Istanbul „Eine Nation!“, ruft Recep Tayyip Erdogan vor jubelnden Anhängern. „Eine Flagge! Ein Vaterland! Ein Staat!“ Dieses Stakkato darf bei keiner der vielen Wahlkampfauftritte des türkischen Staatschefs fehlen. Erdogans Appelle an die Einheit des Volkes sind aber schon lange nur noch ein frommer Wunsch. Tief gespalten sind die Türken über Erdogan selber - und vor allem über die Frage, wie viel Macht der Präsident künftig haben soll. Die Entscheidung wird am 16. April in einem historischen Referendum fallen: Dann stimmen die Türken über das von Erdogan so dringlich ersehnte Präsidialsystem ab.

Der Staatschef gab kürzlich als Wunschziel mehr als 60 Prozent „Ja“-Stimmen aus.
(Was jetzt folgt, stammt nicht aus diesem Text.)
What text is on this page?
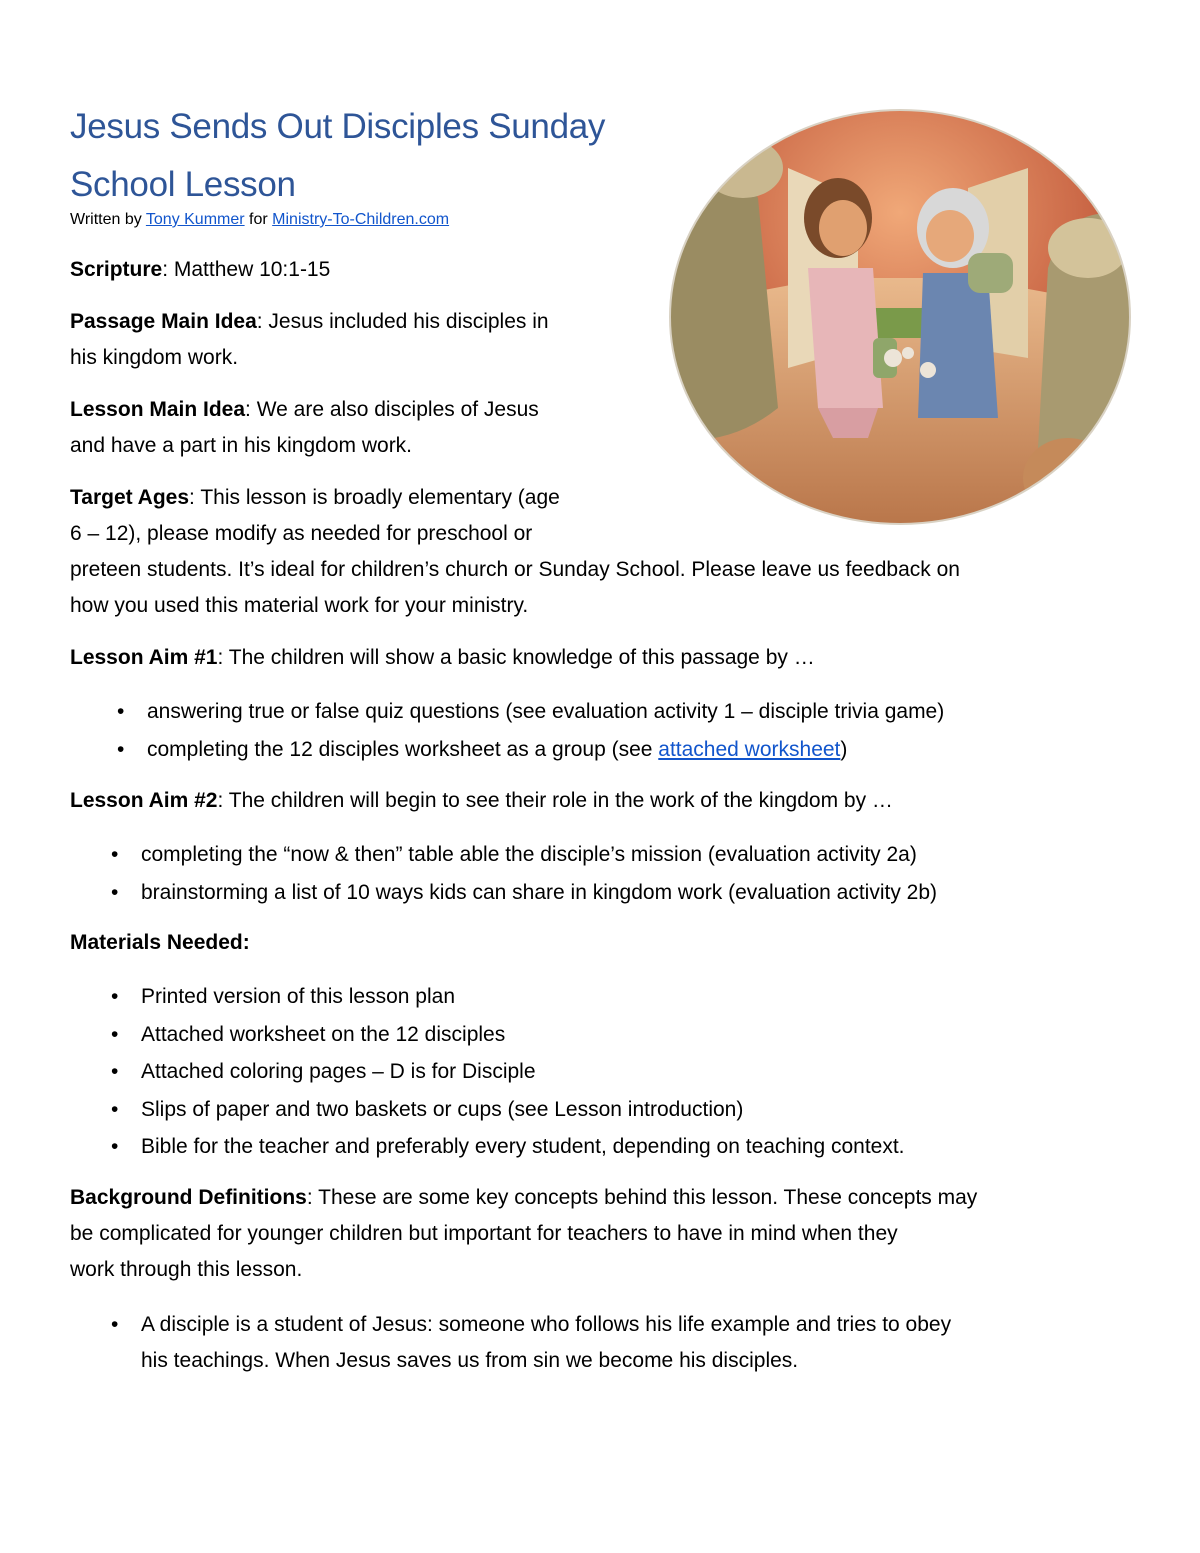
Jesus Sends Out Disciples Sunday
School Lesson
Written by Tony Kummer for Ministry-To-Children.com

Scripture: Matthew 10:1-15

Passage Main Idea: Jesus included his disciples in
his kingdom work.

Lesson Main Idea: We are also disciples of Jesus
and have a part in his kingdom work.

Target Ages: This lesson is broadly elementary (age
6 – 12), please modify as needed for preschool or
preteen students. It’s ideal for children’s church or Sunday School. Please leave us feedback on
how you used this material work for your ministry.

Lesson Aim #1: The children will show a basic knowledge of this passage by …

• answering true or false quiz questions (see evaluation activity 1 – disciple trivia game)
• completing the 12 disciples worksheet as a group (see attached worksheet)

Lesson Aim #2: The children will begin to see their role in the work of the kingdom by …

• completing the “now & then” table able the disciple’s mission (evaluation activity 2a)
• brainstorming a list of 10 ways kids can share in kingdom work (evaluation activity 2b)

Materials Needed:

• Printed version of this lesson plan
• Attached worksheet on the 12 disciples
• Attached coloring pages – D is for Disciple
• Slips of paper and two baskets or cups (see Lesson introduction)
• Bible for the teacher and preferably every student, depending on teaching context.

Background Definitions: These are some key concepts behind this lesson. These concepts may
be complicated for younger children but important for teachers to have in mind when they
work through this lesson.

• A disciple is a student of Jesus: someone who follows his life example and tries to obey
his teachings. When Jesus saves us from sin we become his disciples.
Meinungsumfragen lassen bislang allerdings auf keinen klaren Sieg eines Lagers schließen - obwohl Erdogan und seine AKP alles mobilisieren. Erdogan jettet auf Staatskosten fast jeden Tag in eine andere Provinz, um dort für sein Präsidialsystem zu werben und um Oppositionsführer Kemal Kilicdaroglu mit Spott zu überziehen. Die meisten Medien sind längst auf Regierungskurs gebracht worden und berichten, was von ihnen erwartet wird.

Der Türkei-Experte Gareth Jenkins vom Institut für Sicherheits- und Entwicklungspolitik (ISDP) lebt seit 1989 in dem Land, er sagt: „Seit ich in der Türkei bin, habe ich noch nie eine so undemokratische Wahl gesehen.“ Dennoch lässt sich die „Nein“-Seite nicht entmutigen. Freiwillige erklären Bürgern an Ständen, dass die Verfassungsreform aus ihrer Sicht zur Ein-Mann-Herrschaft führen könnte. Dazu gehört Mut. Dass der Ausnahmezustand - der die Versammlungsfreiheit einschränkt und langen Polizeigewahrsam ermöglicht - vor dem Referendum aufgehoben werden könnte, davon ist längst nicht mehr die Rede. Der Notstand gilt noch bis zum 19. April - mindestens.

Erdogan und die AKP versuchen, Wähler mit einer Mischung aus Zuckerbrot und Peitsche zu einem „Ja“ zu bewegen. Ein „Ja“, so wird suggeriert, sei das Votum der Patrioten, die eine stabile und prosperierende Türkei wollten. „Nein“-Sager werden in die Nähe von Terroristen gerückt. Die AKP verkauft die geplante Verfassungsreform außerdem als ein Mehr an Demokratie, wozu nach Einschätzung von Fachleuten einige Fantasie gehört. Aus Sicht der Verfassungsexperten des Europarates („Venedig-Kommission“) könnten die Änderungen die Grundlage für ein autoritäres Regime bilden.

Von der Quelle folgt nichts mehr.